En outre, les violences ne se limitent pas seulement à la région de Bambari : des combats entre groupes armés ont eu lieu, ces derniers jours, dans la région de Bakouma, qui, située plus à l’est, abrite une mine d’uranium, rachetée par Areva à la société canadienne UraMin en 2007. Le site n’est plus exploité depuis 2012.

« Des heurts ont éclaté en début de semaine dans des villages situés aux abords de la ville de Bakouma, avant de gagner le centre même de Bakouma. Ces heurts ont déjà fait au moins une vingtaine de morts, pour la plupart des civils pris dans le champs de l’action ou atteints par des balles perdues », a expliqué une source militaire sollicitée par l’AFP.

« Il s’agit d’un bilan qui est provisoire et susceptible de s’alourdir, en raison des combats qui sont assez violents et qui se poursuivaient par endroits », a ajouté cette source, qui estime la « situation très préoccupante » étant donné que Bakouma est une zone « très sensible ». Qui plus est, la MINUSCA est absente de ce secteur.
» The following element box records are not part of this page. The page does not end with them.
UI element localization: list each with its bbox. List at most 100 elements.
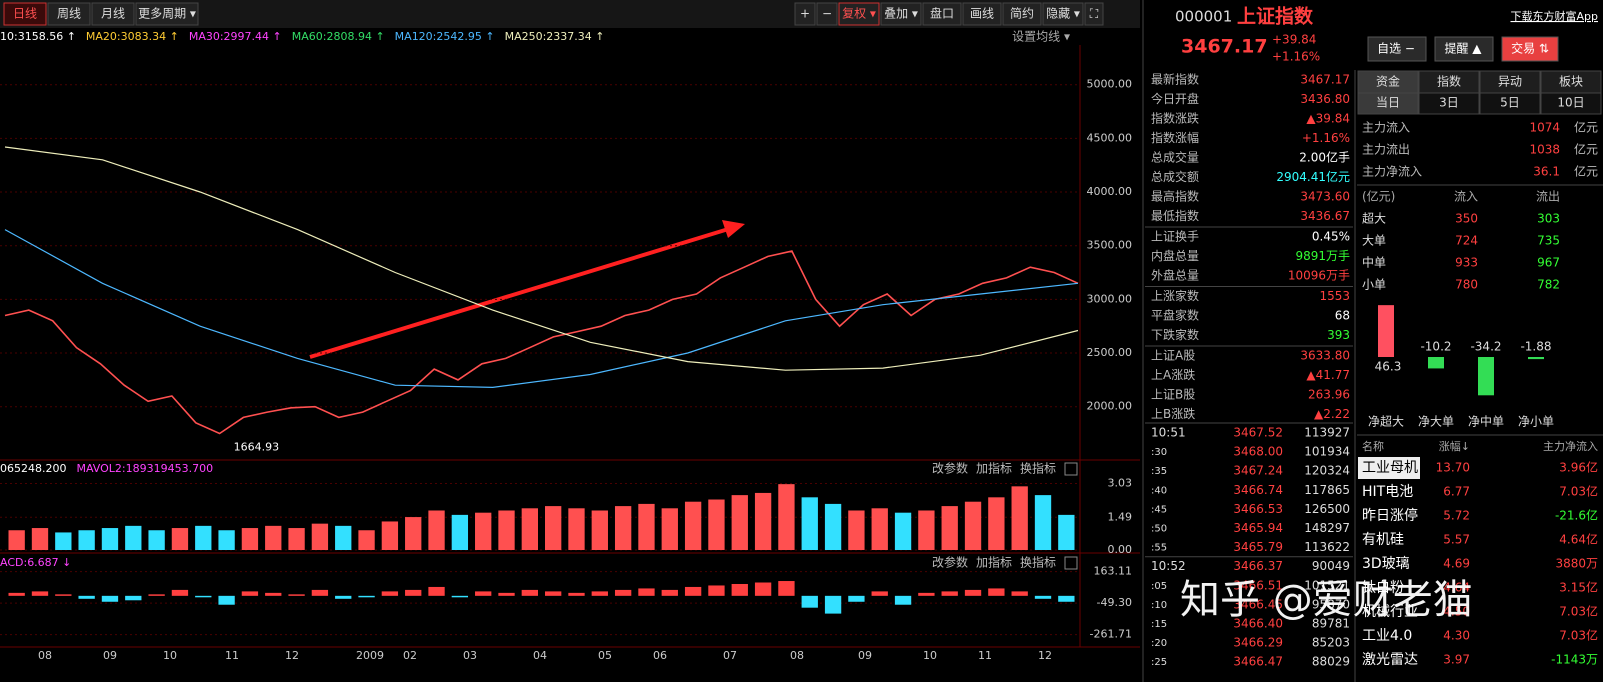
- quote-label: 上证换手: [1151, 230, 1199, 244]
- indicator-control[interactable]: 加指标: [976, 461, 1012, 476]
- period-tab-label[interactable]: 月线: [101, 7, 125, 21]
- indicator-control[interactable]: 换指标: [1020, 461, 1056, 476]
- tool-button[interactable]: [838, 2, 880, 26]
- action-button[interactable]: [1367, 36, 1427, 62]
- x-tick-label: 11: [978, 649, 992, 662]
- tick-price: 3465.79: [1233, 540, 1283, 554]
- tick-time: :20: [1151, 638, 1167, 649]
- sector-change: 4.50: [1443, 605, 1470, 619]
- tick-price: 3466.74: [1233, 483, 1283, 497]
- tool-button[interactable]: [922, 2, 962, 26]
- fund-tab-label[interactable]: 板块: [1559, 75, 1583, 89]
- tool-button[interactable]: [794, 2, 816, 26]
- action-button[interactable]: [1434, 36, 1494, 62]
- tick-price: 3468.00: [1233, 445, 1283, 459]
- price-change: +39.84: [1272, 33, 1316, 47]
- bar: [684, 501, 702, 550]
- period-tab-label[interactable]: 更多周期 ▾: [138, 7, 196, 21]
- y-tick-label: 3500.00: [1087, 239, 1133, 252]
- sector-name[interactable]: 激光雷达: [1362, 651, 1418, 668]
- tool-button-label[interactable]: 复权 ▾: [842, 7, 876, 21]
- period-tab-label[interactable]: 日线: [13, 7, 37, 21]
- flow-label: 主力流入: [1362, 121, 1410, 135]
- bar: [778, 581, 795, 596]
- period-tab[interactable]: [1418, 92, 1480, 115]
- sector-name[interactable]: 有机硅: [1362, 532, 1404, 548]
- period-tab[interactable]: [135, 2, 199, 26]
- tool-button-label[interactable]: 简约: [1010, 6, 1034, 21]
- period-tab[interactable]: [1357, 92, 1419, 115]
- period-tab-label[interactable]: 10日: [1557, 96, 1584, 110]
- low-annotation: 1664.93: [234, 441, 280, 454]
- quote-label: 上证B股: [1151, 388, 1195, 402]
- legend-entry: 10:3158.56 ↑: [0, 30, 76, 43]
- sector-name[interactable]: 工业母机: [1362, 460, 1418, 476]
- bar: [498, 510, 515, 550]
- period-tab[interactable]: [1479, 92, 1541, 115]
- tool-button[interactable]: [816, 2, 838, 26]
- indicator-control[interactable]: 改参数: [932, 555, 968, 570]
- tick-volume: 101521: [1304, 578, 1350, 592]
- tool-button-label[interactable]: +: [800, 7, 810, 21]
- sector-name[interactable]: HIT电池: [1362, 484, 1413, 500]
- bar: [941, 506, 958, 550]
- period-tab[interactable]: [91, 2, 135, 26]
- tool-button-label[interactable]: 盘口: [930, 6, 954, 21]
- x-tick-label: 03: [463, 649, 477, 662]
- tool-button-label[interactable]: 隐藏 ▾: [1046, 7, 1080, 21]
- action-button[interactable]: [1501, 36, 1559, 62]
- period-tab[interactable]: [1540, 92, 1602, 115]
- bar: [1011, 486, 1028, 550]
- period-tab-label[interactable]: 当日: [1376, 96, 1400, 110]
- period-tab[interactable]: [47, 2, 91, 26]
- x-tick-label: 09: [103, 649, 117, 662]
- net-category: 净小单: [1518, 415, 1554, 429]
- action-button-label[interactable]: 提醒 ▲: [1444, 41, 1482, 56]
- indicator-control[interactable]: 加指标: [976, 555, 1012, 570]
- close-box[interactable]: [1064, 462, 1078, 476]
- tool-button-label[interactable]: 画线: [970, 7, 994, 21]
- tool-button[interactable]: [880, 2, 922, 26]
- quote-value: ▲41.77: [1306, 368, 1350, 382]
- sector-name[interactable]: 工业4.0: [1362, 628, 1412, 644]
- fund-tab-label[interactable]: 指数: [1437, 74, 1461, 89]
- sector-name[interactable]: 昨日涨停: [1362, 507, 1418, 524]
- period-tab-label[interactable]: 周线: [57, 7, 81, 21]
- fund-tab-label[interactable]: 资金: [1376, 74, 1400, 89]
- tool-button-label[interactable]: 叠加 ▾: [884, 7, 918, 21]
- sector-flow: 7.03亿: [1559, 628, 1598, 643]
- quote-value: 1553: [1319, 289, 1350, 303]
- tool-button[interactable]: [1042, 2, 1084, 26]
- x-tick-label: 10: [163, 649, 177, 662]
- sector-name[interactable]: 钛白粉: [1362, 580, 1404, 596]
- close-box[interactable]: [1064, 556, 1078, 570]
- tool-button-label[interactable]: ⛶: [1089, 7, 1099, 21]
- legend-entry: ACD:6.687 ↓: [0, 556, 71, 569]
- fund-tab-label[interactable]: 异动: [1498, 75, 1522, 89]
- x-tick-label: 11: [225, 649, 239, 662]
- tick-time: :30: [1151, 447, 1167, 458]
- download-link[interactable]: 下载东方财富App: [1511, 9, 1599, 23]
- indicator-control[interactable]: 改参数: [932, 461, 968, 476]
- bar: [591, 510, 608, 550]
- tool-button[interactable]: [1084, 2, 1104, 26]
- period-tab-label[interactable]: 5日: [1500, 96, 1520, 110]
- x-tick-label: 08: [790, 649, 804, 662]
- sector-name[interactable]: 机械行业: [1362, 604, 1418, 620]
- bar: [148, 594, 165, 596]
- sector-name[interactable]: 3D玻璃: [1362, 555, 1410, 572]
- sector-header: 名称: [1362, 439, 1384, 453]
- settings-label[interactable]: 设置均线 ▾: [1012, 30, 1070, 44]
- tool-button-label[interactable]: −: [822, 7, 832, 21]
- sector-change: 4.30: [1443, 629, 1470, 643]
- period-tab[interactable]: [3, 2, 47, 26]
- quote-label: 指数涨跌: [1151, 111, 1199, 126]
- tool-button[interactable]: [962, 2, 1002, 26]
- bar: [1034, 595, 1052, 599]
- indicator-control[interactable]: 换指标: [1020, 555, 1056, 570]
- tool-button[interactable]: [1002, 2, 1042, 26]
- period-tab-label[interactable]: 3日: [1439, 96, 1459, 110]
- action-button-label[interactable]: 自选 −: [1377, 42, 1415, 56]
- action-button-label[interactable]: 交易 ⇅: [1511, 41, 1549, 56]
- quote-label: 上证A股: [1151, 349, 1195, 363]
Et la patrouille qu’elle a envoyée sur place a été bloquée par « la destruction volontaire d’un pont », d’après les explications données par Vladimir Monteiro, son porte-parole.

L’identité des groupes qui s’affrontent n’a pas été précisée. Il est question d’ex-Séléka et de milices anti-Balaka, formées en 2013 en réponse aux exactions commises contre les chrétiens par les ex-rebelles. Cependant, le Journal de Bangui a expliqué que les habitants de Bakouma craignaient l’arrivée « de plus en plus massive des éléments […] proches de l’UPC, suite au combat qui les opposait avec le FPRC. »

Ces combats entre factions de l’ex-Séléka peuvent avoir plusieurs motifs, allant de la rivalité éthnique aux racket au contrôle de ressources économiques et minières du pays. Et il n’est pas exclu qu’il y ait des influences étrangères. Ainsi, deux entreprises ayant obtenu des permis de recherche d’hydrocarbures dans le nord-est de la Centrafrique et appartenant au groupe Poly Technologies, un géant de l’équipement militaire et civil contrôlé par l’État chinois, ont repris leurs activités sous la protection du FPRC.

Quoi qu’il en soit, ces groupes armés imposent leur loi sur une grande partie du pays. Ils « règnent en maître sur plus de 60% du territoire, bénéficiant d’une totale impunité. Ils se substituent à l’appareil judiciaire et terrifient la population et sont souvent accusés de se livrer à des abus sur des personnes soupçonnées de sorcellerie », a récemment avancé Marie-Thérèse Keita-Bocoum, experte indépendante des Nations unies sur la situation des droits de l’homme en Centrafrique.